Not has a seizure since NNU, on clonazepam for slight twitches.

Just before easter weekend DD woke with a slight tremmor, phone consultant asap thought meds needed increased but she was out of office, and as Easter weekend looming said to go the Assessment unit.

Got there at 11am by 3pm DDs eyes were amber and you could have run lightbulbs from her toes she was away.

Rushed to HDU after and EEG that no one really needed to wait for results of. Started on Phenitoyne(sp) seemd to help then started Sodium Valporate plus increased Clonaz.

Now Seizures are very cluster like and are 5 secs or so she turns head to the side and eye flick very fast. She can go in and out for half and hour or so, they dont effect breathing or anything so they dont want to rescue.

Anyway 2nd EEG showed they have got worse she has hypsnorythmia(sorry no idea how to spell it) so started on steroids, 3rd EEG yesterday showed she is still have loads of seizures even though you cant see them. No change in breathing, eye flicking nothing. They have decided to leave her on the steroids for a bit longer, but thats it. I assume from the EEG there is a difference and thats why they are continuing, they did say it might take a bit longer?

Help,At my wits end, any words of wisdome?

i dont understand why they dont want to use rescue meds. I would personally and I know my paed/epilepsy team would too. Do you have rescue meds that you could use at home and see if it works. It sounds like she is in non convulsive status (seizing constantly but cant see it) and you would def use rescue meds for that. What about a 2nd opininion?

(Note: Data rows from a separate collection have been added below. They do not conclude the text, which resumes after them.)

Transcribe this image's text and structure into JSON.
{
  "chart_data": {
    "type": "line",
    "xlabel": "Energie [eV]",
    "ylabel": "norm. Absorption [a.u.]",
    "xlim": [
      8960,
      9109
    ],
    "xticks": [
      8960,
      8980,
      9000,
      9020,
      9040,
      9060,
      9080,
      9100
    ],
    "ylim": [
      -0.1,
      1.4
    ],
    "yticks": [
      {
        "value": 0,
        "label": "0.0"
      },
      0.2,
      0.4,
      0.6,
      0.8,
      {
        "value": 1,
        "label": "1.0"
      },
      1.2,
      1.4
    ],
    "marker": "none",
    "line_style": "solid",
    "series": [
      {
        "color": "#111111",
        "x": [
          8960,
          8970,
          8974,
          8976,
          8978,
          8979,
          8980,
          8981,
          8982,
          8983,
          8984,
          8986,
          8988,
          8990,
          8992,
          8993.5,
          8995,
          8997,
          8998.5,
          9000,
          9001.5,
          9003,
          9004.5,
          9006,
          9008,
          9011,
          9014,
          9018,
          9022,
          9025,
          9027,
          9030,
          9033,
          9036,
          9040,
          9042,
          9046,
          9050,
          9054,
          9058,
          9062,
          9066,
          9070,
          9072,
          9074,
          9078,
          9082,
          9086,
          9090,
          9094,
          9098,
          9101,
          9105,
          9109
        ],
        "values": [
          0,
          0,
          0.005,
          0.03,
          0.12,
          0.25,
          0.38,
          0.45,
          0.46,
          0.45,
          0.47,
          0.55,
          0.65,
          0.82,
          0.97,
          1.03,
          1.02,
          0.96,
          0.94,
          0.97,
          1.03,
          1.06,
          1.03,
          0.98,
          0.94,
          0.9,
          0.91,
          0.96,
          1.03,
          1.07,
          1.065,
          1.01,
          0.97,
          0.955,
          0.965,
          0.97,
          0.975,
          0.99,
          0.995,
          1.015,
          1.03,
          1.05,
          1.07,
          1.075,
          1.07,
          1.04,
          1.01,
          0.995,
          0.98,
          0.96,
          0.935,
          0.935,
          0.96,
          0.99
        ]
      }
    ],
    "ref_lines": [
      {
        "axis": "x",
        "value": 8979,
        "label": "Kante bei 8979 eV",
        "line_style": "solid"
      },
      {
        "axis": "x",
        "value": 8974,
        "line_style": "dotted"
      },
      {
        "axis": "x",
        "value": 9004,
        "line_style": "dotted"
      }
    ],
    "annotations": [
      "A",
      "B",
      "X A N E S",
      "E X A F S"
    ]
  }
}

She will be 11months next week, they havent said they are IS yet so im really not sure,One Neuro did say IS can be mistaken for something else so whether that means its IS or not? They just said its complex and harder to control. She is getting Prednisolone through her PEG just now, I feel so helpless that she is having them and I cant see them. The have all said they are confident they will get it under control and there will be no long term effects

They dont want to use rescue as she is in and out of the seizures in seconds, the rescue is just putting her to sleep and not stopping the seizures, she is at higher risk doing a rescue from being ventilated. They have said that she is currently under no danger from the type of seizures and we would be administering rescue every hour basicallyPlus the clonazepam does the same kind of thing and she gets that 3 times a day. I have Buccle Madazalam(sp) at home but only to use when she is in grand mall.

Thank you Riven, I know you unfortunately know so much, it is good to hear from you IYKWIM.
We managed to catch the hyps really quick, It wasnt there on the 1st EEG but was 6days later 2weeks from then it showed alot still going on but thats all they said.
I will see what her Consultant says on Tuesday, a few of her abilities are showing up again so that must be a good sign?!

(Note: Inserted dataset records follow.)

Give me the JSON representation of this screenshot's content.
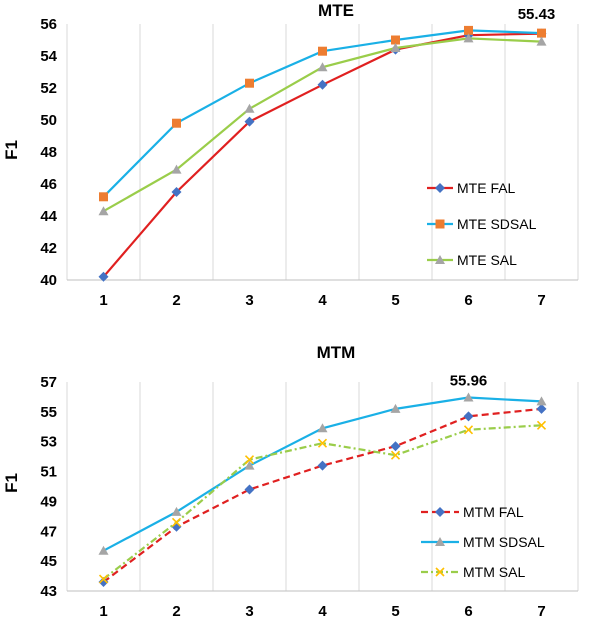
{
  "chart_data": [
    {
      "type": "line",
      "title": "MTE",
      "xlabel": "",
      "ylabel": "F1",
      "categories": [
        "1",
        "2",
        "3",
        "4",
        "5",
        "6",
        "7"
      ],
      "yticks": [
        "40",
        "42",
        "44",
        "46",
        "48",
        "50",
        "52",
        "54",
        "56"
      ],
      "ylim": [
        40,
        56
      ],
      "grid": "vertical",
      "legend_position": "bottom-right",
      "annotation": {
        "text": "55.43",
        "x": "7",
        "y": 55.43
      },
      "series": [
        {
          "name": "MTE FAL",
          "color": "#e02020",
          "marker": "diamond",
          "marker_color": "#4472c4",
          "dash": "solid",
          "values": [
            40.2,
            45.5,
            49.9,
            52.2,
            54.4,
            55.3,
            55.4
          ]
        },
        {
          "name": "MTE SDSAL",
          "color": "#1ab0e6",
          "marker": "square",
          "marker_color": "#ed7d31",
          "dash": "solid",
          "values": [
            45.2,
            49.8,
            52.3,
            54.3,
            55.0,
            55.6,
            55.43
          ]
        },
        {
          "name": "MTE SAL",
          "color": "#9acd4a",
          "marker": "triangle",
          "marker_color": "#a5a5a5",
          "dash": "solid",
          "values": [
            44.3,
            46.9,
            50.7,
            53.3,
            54.5,
            55.1,
            54.9
          ]
        }
      ]
    },
    {
      "type": "line",
      "title": "MTM",
      "xlabel": "",
      "ylabel": "F1",
      "categories": [
        "1",
        "2",
        "3",
        "4",
        "5",
        "6",
        "7"
      ],
      "yticks": [
        "43",
        "45",
        "47",
        "49",
        "51",
        "53",
        "55",
        "57"
      ],
      "ylim": [
        43,
        57
      ],
      "grid": "vertical",
      "legend_position": "bottom-right",
      "annotation": {
        "text": "55.96",
        "x": "6",
        "y": 55.96
      },
      "series": [
        {
          "name": "MTM FAL",
          "color": "#e02020",
          "marker": "diamond",
          "marker_color": "#4472c4",
          "dash": "dashed",
          "values": [
            43.6,
            47.3,
            49.8,
            51.4,
            52.7,
            54.7,
            55.2
          ]
        },
        {
          "name": "MTM SDSAL",
          "color": "#1ab0e6",
          "marker": "triangle",
          "marker_color": "#a5a5a5",
          "dash": "solid",
          "values": [
            45.7,
            48.3,
            51.4,
            53.9,
            55.2,
            55.96,
            55.7
          ]
        },
        {
          "name": "MTM SAL",
          "color": "#9acd4a",
          "marker": "x",
          "marker_color": "#ffc000",
          "dash": "dashdot",
          "values": [
            43.8,
            47.6,
            51.8,
            52.9,
            52.1,
            53.8,
            54.1
          ]
        }
      ]
    }
  ]
}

I feel so bloody useless its so unfair on her

How are your DDs seizures just now? she started a new diet?

Thats brilliant the diet is helping and she is bright and alert again. Thats was saddens me with DD just now she just seems spaced on drugs or away with seizures.

I was told to expect the seizures due to brain injury also, I just keep telling myself we were luck to have go to 11 months Hopefully her movements will start to improve a bit more. Well I can only hope.

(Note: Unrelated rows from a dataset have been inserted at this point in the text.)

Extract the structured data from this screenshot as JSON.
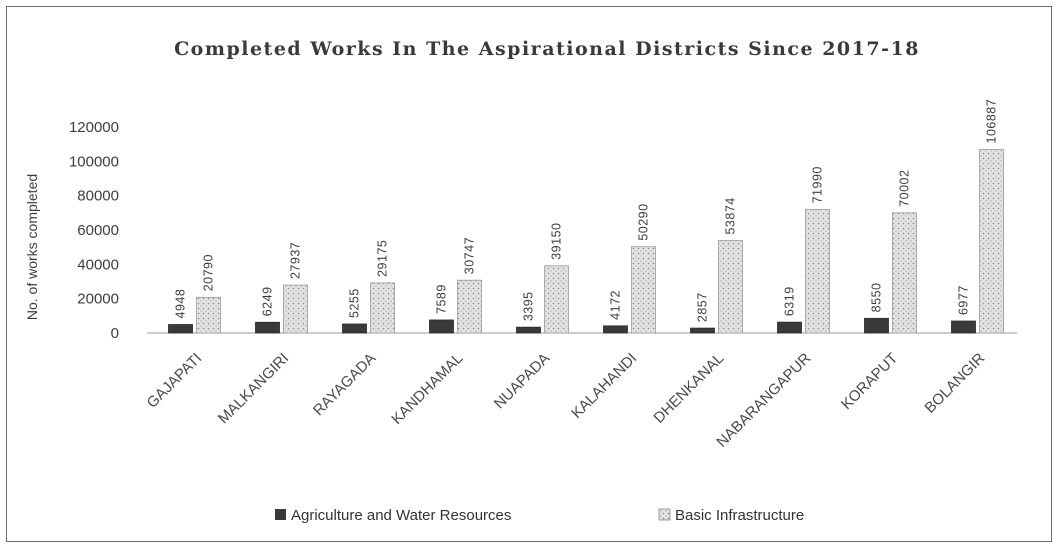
{
  "chart_data": {
    "type": "bar",
    "title": "Completed Works In The Aspirational Districts Since 2017-18",
    "xlabel": "",
    "ylabel": "No. of works completed",
    "ylim": [
      0,
      120000
    ],
    "yticks": [
      0,
      20000,
      40000,
      60000,
      80000,
      100000,
      120000
    ],
    "grid": false,
    "legend_position": "bottom",
    "categories": [
      "GAJAPATI",
      "MALKANGIRI",
      "RAYAGADA",
      "KANDHAMAL",
      "NUAPADA",
      "KALAHANDI",
      "DHENKANAL",
      "NABARANGAPUR",
      "KORAPUT",
      "BOLANGIR"
    ],
    "series": [
      {
        "name": "Agriculture and Water Resources",
        "color": "#3a3a3a",
        "pattern": "solid",
        "values": [
          4948,
          6249,
          5255,
          7589,
          3395,
          4172,
          2857,
          6319,
          8550,
          6977
        ],
        "labels": [
          "4948",
          "6249",
          "5255",
          "7589",
          "3395",
          "4172",
          "2857",
          "6319",
          "8550",
          "6977"
        ]
      },
      {
        "name": "Basic Infrastructure",
        "color": "#dcdcdc",
        "pattern": "dotted",
        "values": [
          20790,
          27937,
          29175,
          30747,
          39150,
          50290,
          53874,
          71990,
          70002,
          106887
        ],
        "labels": [
          "20790",
          "27937",
          "29175",
          "30747",
          "39150",
          "50290",
          "53874",
          "71990",
          "70002",
          "106887"
        ]
      }
    ]
  }
}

See what info I get from dds straigh talking consultant, I never thought I would look forward to seeing this woman, she has turned into a god send over the last month.

Thank you thats good to know, starting to wonder if I can remember what my baby was like before!

sorry to read yr update josey. Hope stuff settles down soon

Thank you Pixiemason

Ok so today they have decided that as she is only on 2mls sodium valporate and can be on 4.5mls for her weight twice a day. They we will increase this over the next 2 weeks to get her to highest level.

In two weeks they will reduce the steroids, they think they have helped with something in the back ground but arent doing what they hoped.

No change in two weeks and we have to try another med.

Pead consult on discussion with Neuro said Neuro wants to treat her clinically not by EEG I think this is due to the damage in the brain and her natural brain activity can show spikes. Does that make sence to anyone?